Two ‘demonstration’ events were held at Sandown and The Bend offering an introduction for teams, drivers, and spectators to the new open wheel series.
Lessons from those events are now being rolled back into the category’s thinking as it looks to finalise race and qualifying formats, along with the overall product, for 2020.
“We’re using these couple of races to assess a couple of things, a couple of little things on the car as well that we’re just tweaking,” category manager Chris Lambden told Speedcafe.com.
“What is it, four, five months to the Grand Prix? We’ll be getting together with all the teams in the next couple of weeks just to get their feedback and any other little tweaks that we need to make.”
The qualifying format was simplified after a complicated process in Sandown left teams and spectators uncertain on how the grid would look.

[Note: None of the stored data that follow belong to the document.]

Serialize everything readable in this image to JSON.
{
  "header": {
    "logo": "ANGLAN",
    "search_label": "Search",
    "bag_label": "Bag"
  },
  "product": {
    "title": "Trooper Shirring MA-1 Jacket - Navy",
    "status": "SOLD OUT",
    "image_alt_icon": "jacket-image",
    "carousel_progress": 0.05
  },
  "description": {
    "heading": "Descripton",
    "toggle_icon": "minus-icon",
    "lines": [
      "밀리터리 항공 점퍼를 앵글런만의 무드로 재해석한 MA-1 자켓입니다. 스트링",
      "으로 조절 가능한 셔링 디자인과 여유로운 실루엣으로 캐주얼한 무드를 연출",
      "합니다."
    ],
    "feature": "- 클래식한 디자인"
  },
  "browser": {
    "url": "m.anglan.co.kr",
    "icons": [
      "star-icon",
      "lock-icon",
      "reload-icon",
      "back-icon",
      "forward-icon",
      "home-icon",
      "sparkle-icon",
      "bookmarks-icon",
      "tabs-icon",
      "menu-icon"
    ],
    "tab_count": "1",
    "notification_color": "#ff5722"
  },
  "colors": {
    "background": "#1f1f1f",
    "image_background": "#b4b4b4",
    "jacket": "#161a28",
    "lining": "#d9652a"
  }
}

At The Bend, the two qualifying heats were based on the traditional qualifying session held earlier in the weekend, with a partial reverse grid for the second race.
Points across the two races then determined the starting order for the actual race.
According to Lambden, it’s that format will likely be used going forward.
“I was quite fond of that system we had at Sandown because it involved a little bit of strategic thinking, but it’s probably fair to say that some of the teams aren’t as much into strategic thinking as I thought,” he explained
“And so, we’ve just simplified it slightly so that the qualifying race to grid is purely the race one grid with the top 75 percent reverse. That’s what I think we’ll be going with next year.”
Part of the review will also look at the cars themselves, ranging from tyres to downforce levels.
Teams are currently allowed two sets of tyres for a race weekend, though proved durable enough that a single set would last.
Though that’s unlikely to change, it is a point that will be raised with teams.
There has also been mixed feedback from drivers as to what, if anything, can be done to allow the cars to run closer together.
While not producing excessive downforce levels, the nature of a wings and slicks machine means they are aerodynamically sensitive.
“It’s obviously a really big rear tyre and a quite an effective rear wing, so there’s a lot of dirty air going at the back of the car,” Randle told Speedcafe.com.
“They’re quite an understeery car by nature without having that dirty air. It kind of just ramps up when you’re behind someone.
“I don’t know whether maybe they need to make a front wing that can adapt better for the aerowash, that involves more design, more money, more time, more people.
“Everything else seems pretty good. For two demonstration rounds, I think it’s been pretty successful.”
Randle’s opinion isn’t universal among drivers, with James Golding suggesting following another car is easy enough.
“I think they’ve got a reasonable balance now,” Golding told Speedcafe.com.
“I didn’t find following too bad, to be honest. Some of the cars that ran a bit more rear wing was obviously a little bit worse, but I think relative to other categories, I reckon it’s probably, definitely one of the best for following.”
The 2020 S5000 series kicks off in support of the Formula 1 Australian Grand Prix in March, with a field of 20 cars expected.
Teams are already working to lock in drivers, with BRM set to host an evaluation day at The Bend next month.